Something went wrong after call_sampler

I’m just getting started with modeling in Stan, and I’m trying to fit a simple hierarchical linear model. I’m generating data according to the following process:

For each g of G groups, a slope \beta_{g} and an intercept \alpha_{g} are drawn i.i.d. from normals. That is, \beta_{g} ~ N(\beta_\mu, \beta_\sigma) and \alpha_{g} ~ N(\alpha_\mu, \alpha_\sigma). Within each group, y ~ N(X \beta_{g} + \alpha, \epsilon). I want to infer MAP point estimates from my fake dataset for:

  • \beta_{g}
  • \alpha_{g}
  • \beta_\mu
  • \beta_\sigma
  • \alpha_\mu
  • \alpha_\sigma
  • \epsilon
    During data generation, I’m setting
  • \beta_\mu = 0
  • \beta_\sigma = 1
  • \alpha_\mu = 0
  • \alpha_\sigma = 1
  • \epsilon = 0.5
    , with 1000 groups and 1000 datapoints per group. During fitting, I’m placing N(0, 5) hyperpriors on location parameters and LogNormal(0, 5) hyperpriors on scale parameters.
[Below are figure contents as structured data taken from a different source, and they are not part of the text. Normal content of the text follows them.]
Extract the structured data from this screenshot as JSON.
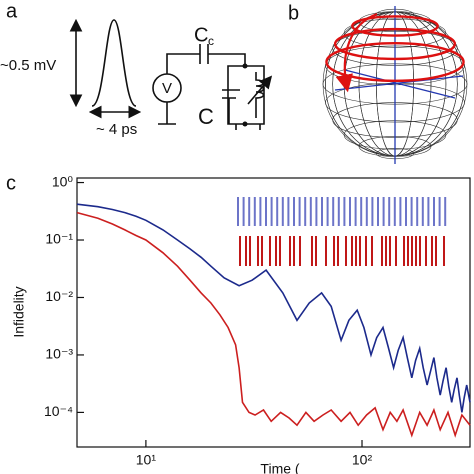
{
  "panels": {
    "a": "a",
    "b": "b",
    "c": "c"
  },
  "diagram": {
    "amplitude": "~0.5 mV",
    "width": "~ 4 ps",
    "meter": "V",
    "coupling": "C",
    "coupling_sub": "c",
    "capacitor": "C"
  },
  "chart_data": {
    "type": "line",
    "xlabel": "Time (",
    "ylabel": "Infidelity",
    "xlog": true,
    "ylog": true,
    "xlim": [
      4.8,
      316
    ],
    "ylim": [
      2.5e-05,
      1.2
    ],
    "xticks": [
      {
        "value": 10,
        "label": "10¹"
      },
      {
        "value": 100,
        "label": "10²"
      }
    ],
    "yticks": [
      {
        "value": 1,
        "label": "10⁰"
      },
      {
        "value": 0.1,
        "label": "10⁻¹"
      },
      {
        "value": 0.01,
        "label": "10⁻²"
      },
      {
        "value": 0.001,
        "label": "10⁻³"
      },
      {
        "value": 0.0001,
        "label": "10⁻⁴"
      }
    ],
    "series": [
      {
        "color": "#1c2a8c",
        "x": [
          4.8,
          6,
          7,
          8,
          9,
          10,
          12,
          14,
          16,
          18,
          20,
          23,
          27,
          31,
          36,
          43,
          50,
          57,
          65,
          72,
          80,
          87,
          95,
          102,
          110,
          117,
          125,
          132,
          140,
          147,
          155,
          162,
          170,
          177,
          185,
          192,
          200,
          207,
          215,
          222,
          230,
          237,
          245,
          252,
          260,
          267,
          275,
          282,
          290,
          297,
          305,
          316
        ],
        "values": [
          0.42,
          0.38,
          0.34,
          0.3,
          0.26,
          0.22,
          0.15,
          0.1,
          0.07,
          0.05,
          0.035,
          0.022,
          0.016,
          0.02,
          0.03,
          0.012,
          0.004,
          0.008,
          0.012,
          0.007,
          0.0018,
          0.004,
          0.006,
          0.003,
          0.001,
          0.002,
          0.003,
          0.0014,
          0.0006,
          0.0012,
          0.002,
          0.0009,
          0.0004,
          0.0008,
          0.0013,
          0.0006,
          0.0003,
          0.0005,
          0.0009,
          0.0004,
          0.0002,
          0.00035,
          0.0006,
          0.00028,
          0.00015,
          0.00025,
          0.0004,
          0.0002,
          0.0001,
          0.00018,
          0.0003,
          0.00015
        ]
      },
      {
        "color": "#cc1f1f",
        "x": [
          4.8,
          6,
          7,
          8,
          9,
          10,
          12,
          14,
          16,
          18,
          20,
          22,
          24,
          26,
          27,
          28,
          30,
          32,
          35,
          38,
          42,
          46,
          50,
          55,
          60,
          66,
          72,
          80,
          88,
          96,
          105,
          115,
          125,
          135,
          145,
          155,
          170,
          185,
          200,
          215,
          230,
          250,
          270,
          290,
          316
        ],
        "values": [
          0.3,
          0.24,
          0.19,
          0.15,
          0.12,
          0.1,
          0.06,
          0.035,
          0.02,
          0.012,
          0.008,
          0.005,
          0.003,
          0.0015,
          0.0006,
          0.00015,
          0.0001,
          9e-05,
          0.00011,
          7e-05,
          0.0001,
          8e-05,
          6e-05,
          0.0001,
          7e-05,
          9e-05,
          0.00011,
          7e-05,
          0.0001,
          6e-05,
          9e-05,
          0.00012,
          5e-05,
          0.0001,
          7e-05,
          0.00011,
          4e-05,
          0.0001,
          6e-05,
          0.00011,
          5e-05,
          0.0001,
          4e-05,
          9e-05,
          6e-05
        ]
      }
    ]
  }
}
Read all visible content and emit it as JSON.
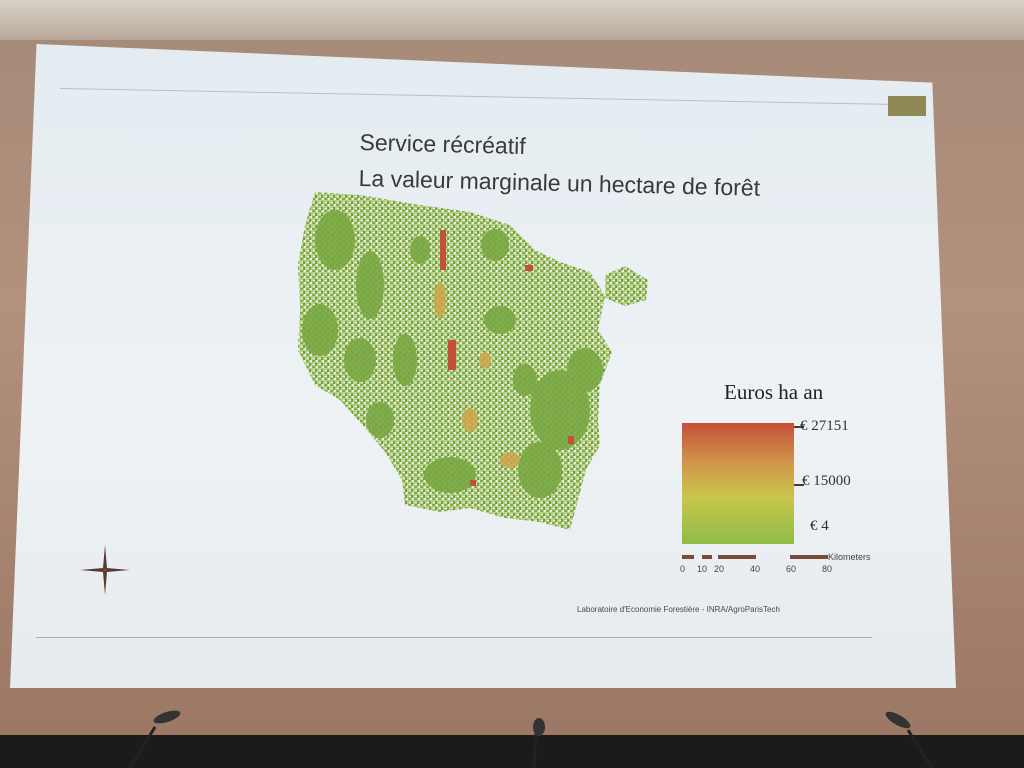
{
  "slide": {
    "title_line1": "Service récréatif",
    "title_line2": "La valeur marginale un hectare de forêt",
    "credit": "Laboratoire d'Economie Forestière - INRA/AgroParisTech"
  },
  "legend": {
    "title": "Euros ha an",
    "max_label": "€ 27151",
    "mid_label": "€ 15000",
    "min_label": "€ 4",
    "colors": {
      "high": "#c5503a",
      "mid": "#c8c64c",
      "low": "#8fbc48"
    }
  },
  "scale_bar": {
    "unit": "Kilometers",
    "ticks": [
      "0",
      "10",
      "20",
      "40",
      "60",
      "80"
    ]
  },
  "icons": {
    "compass": "compass-rose-icon",
    "microphone": "microphone-icon"
  }
}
With a centered parameterization, I get very tight, accurate estimates for the parameters \beta_{g}, \alpha_{g}, \epsilon but the the hyperparameter inferences are way off (\mu, \sigma \approx 100). I found this especially odd since if I plotted the point estimates for \alpha, \beta, the N(0, 1) structure was very obvious. So I tried using a non-centered parameterization according to Matt’s trick and now I’m getting

Something went wrong after call_sampler as a python error at runtime. Checking the actual CLI, I see
Line search failed to achieve a sufficient decrease, no more progress can be made. If I try taking HMC samples from the posterior instead of finding a the mode, I get a lot of messages of the form
Exception: lognormal_lpdf: Random variable is -4.97792e-08, but must be >= 0!
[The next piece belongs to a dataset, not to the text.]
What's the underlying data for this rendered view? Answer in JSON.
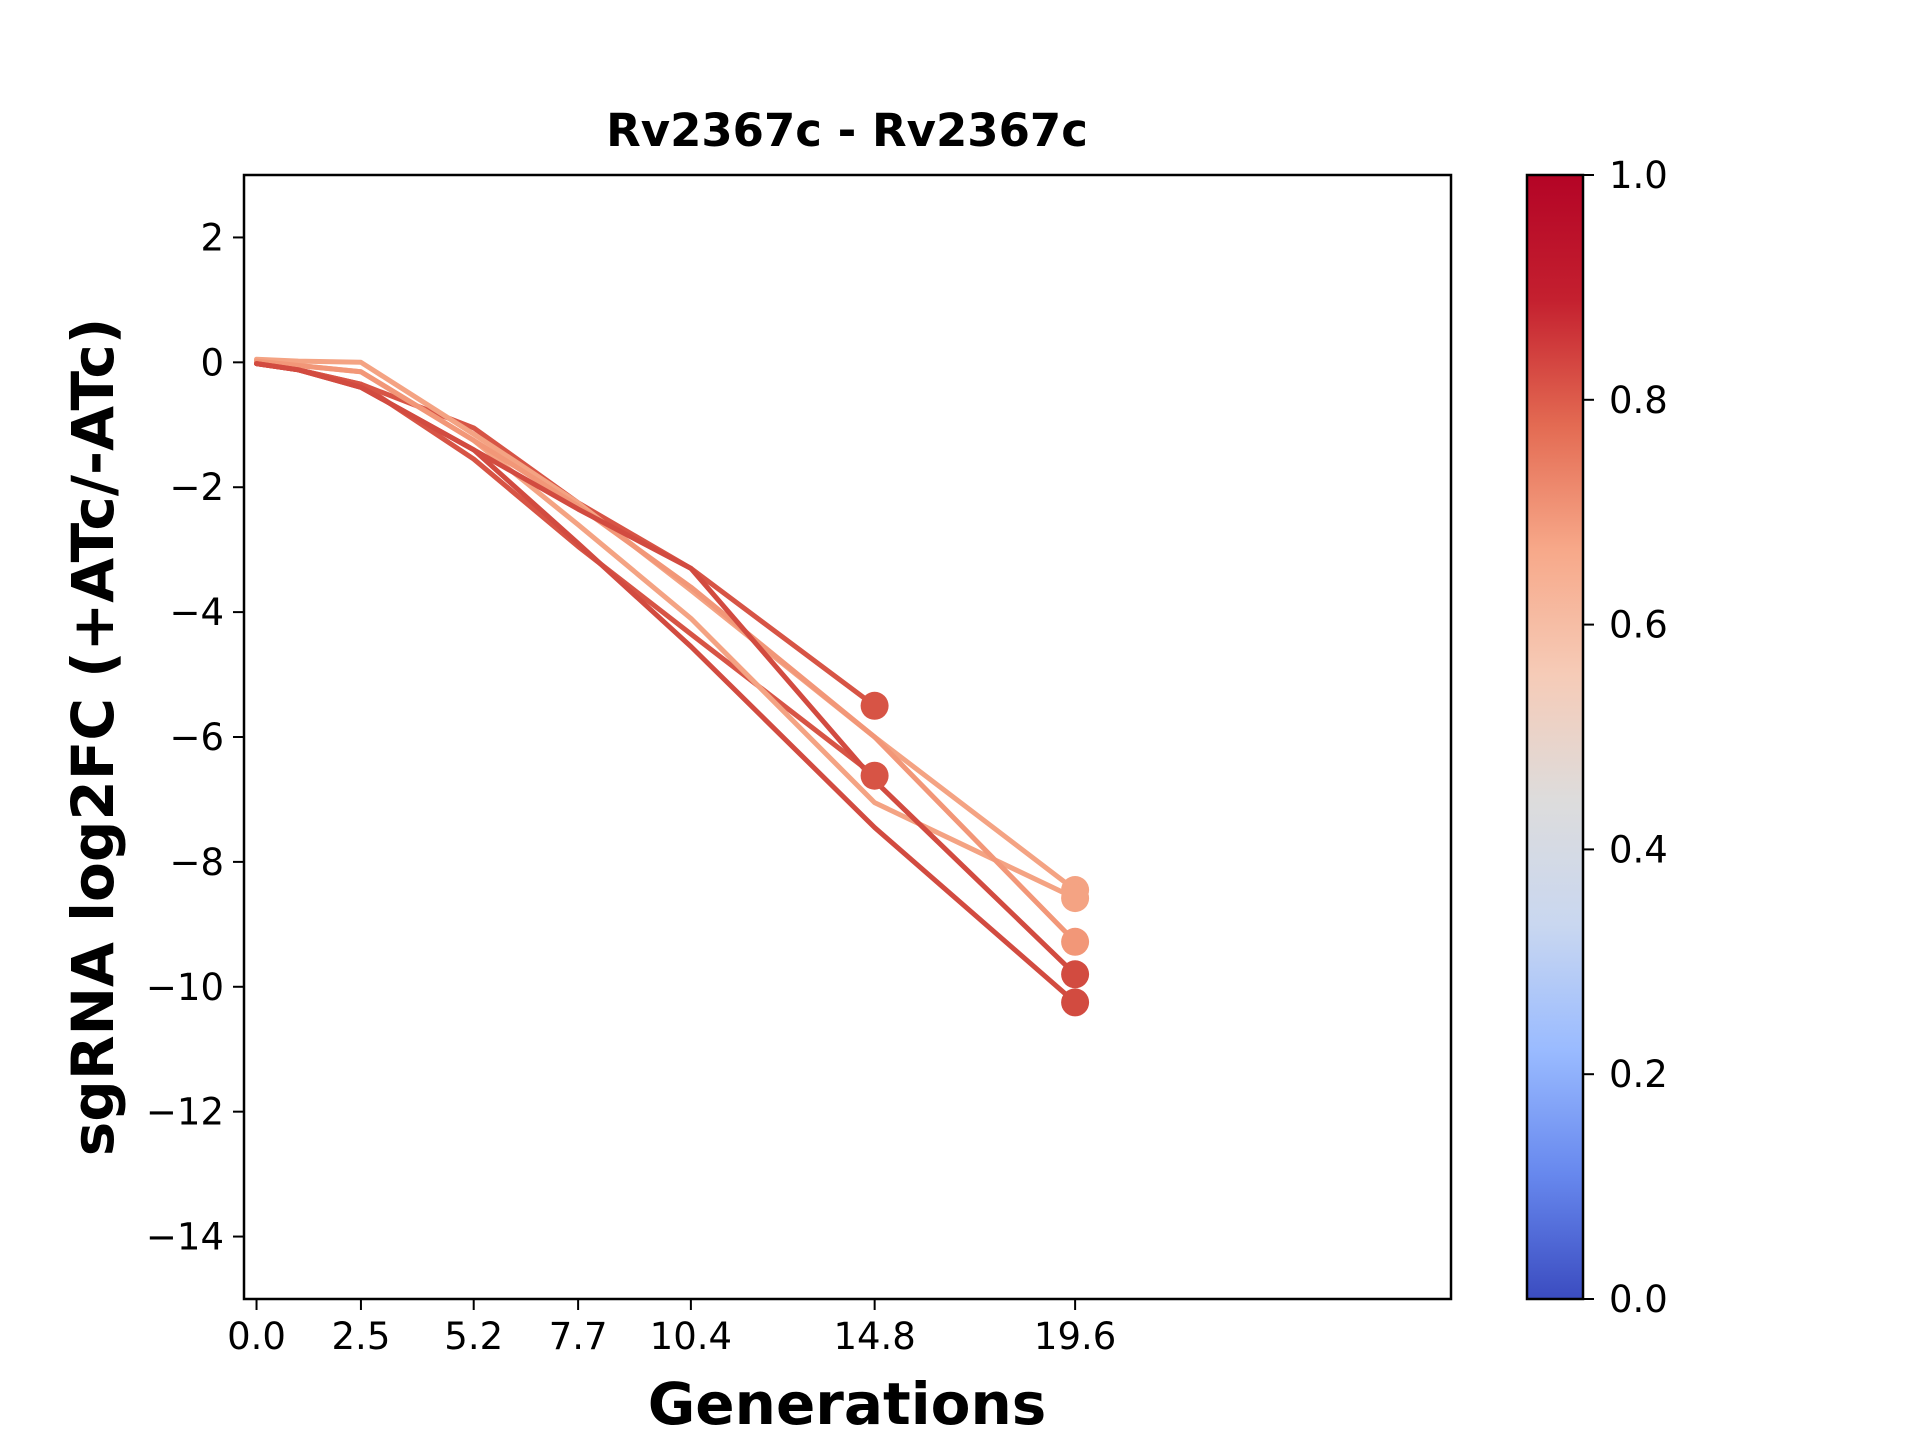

Here’s my code for the non centered version

data {
  int<lower=0> N;
  int<lower=1> G;
  int<lower=1,upper=G> data_group[N];
  vector[N] x;
  vector[N] y;
parameters {
  real beta_mu;
  real beta_sd;
  real alpha_mu;
  real alpha_sd;
  real epsilon;
  vector[G] beta_raw;
  vector[G] alpha_raw;
transformed parameters {
  vector[G] beta = beta_raw * beta_sd + beta_mu;
  vector[G] alpha = alpha_raw * alpha_sd + alpha_mu;
model {
  //increment lprob for hyperpriors
  beta_mu ~ normal(0, 5);
  beta_sd ~ lognormal(0, 5);
  alpha_mu ~ normal(0, 5);
  alpha_sd ~ lognormal(0, 5);
  epsilon ~ lognormal(0, 5);
  // increment lprob for untransformed parameters
  for (g in 1:G) {
    beta_raw[g] ~ std_normal();
    alpha_raw[g] ~ std_normal();
  // increment lprob for conditional log-likelihood of the data
  for (n in 1:N) {
    y[n] ~ normal(beta[data_group[n]] * x[n] + alpha[data_group[n]], epsilon);

and for the centered one

data {
  int<lower=0> N;
  int<lower=1> G;
  int<lower=1,upper=G> data_group[N];
  vector[N] x;
  vector[N] y;
parameters {
  real beta_mu;
  real beta_sd;
  real alpha_mu;
  real alpha_sd;
  real epsilon;
  vector[G] beta;
  vector[G] alpha;
model {
  // specify hyperpriors
  beta_mu ~ normal(0, 5);
  beta_sd ~ lognormal(0, 5);
  alpha_mu ~ normal(0, 5);
  alpha_sd ~ lognormal(0, 5);
  epsilon ~ lognormal(0, 5);
  // increment for untransformed parameters
  for (g in 1:G) {
    beta[g] ~ normal(beta_mu, beta_sd);
    alpha[g] ~ normal(alpha_mu, alpha_sd);
  // increment for conditional log-likelihood of the data
  for (n in 1:N) {
    y[n] ~ normal(beta[data_group[n]] * x[n] + alpha[data_group[n]], epsilon);

I’m using the pystan interface to stan.

You need to declare your always-positive parameters with with a constraint

parameters {
  real beta_mu;
  real<lower=0> beta_sd;
  real alpha_mu;
  real<lower=0> alpha_sd;
  real<lower=0> epsilon;
  vector[G] beta_raw;
  vector[G] alpha_raw;

“Something went wrong after call_sampler” means that the C++ function
stan::services::sample::hmc_nuts_dense_e returned a non-zero value
(but did not throw an exception).

I can’t recall immediately how best to debug this. It’s an atypical
error. Perhaps someone can spot the issue in the model code?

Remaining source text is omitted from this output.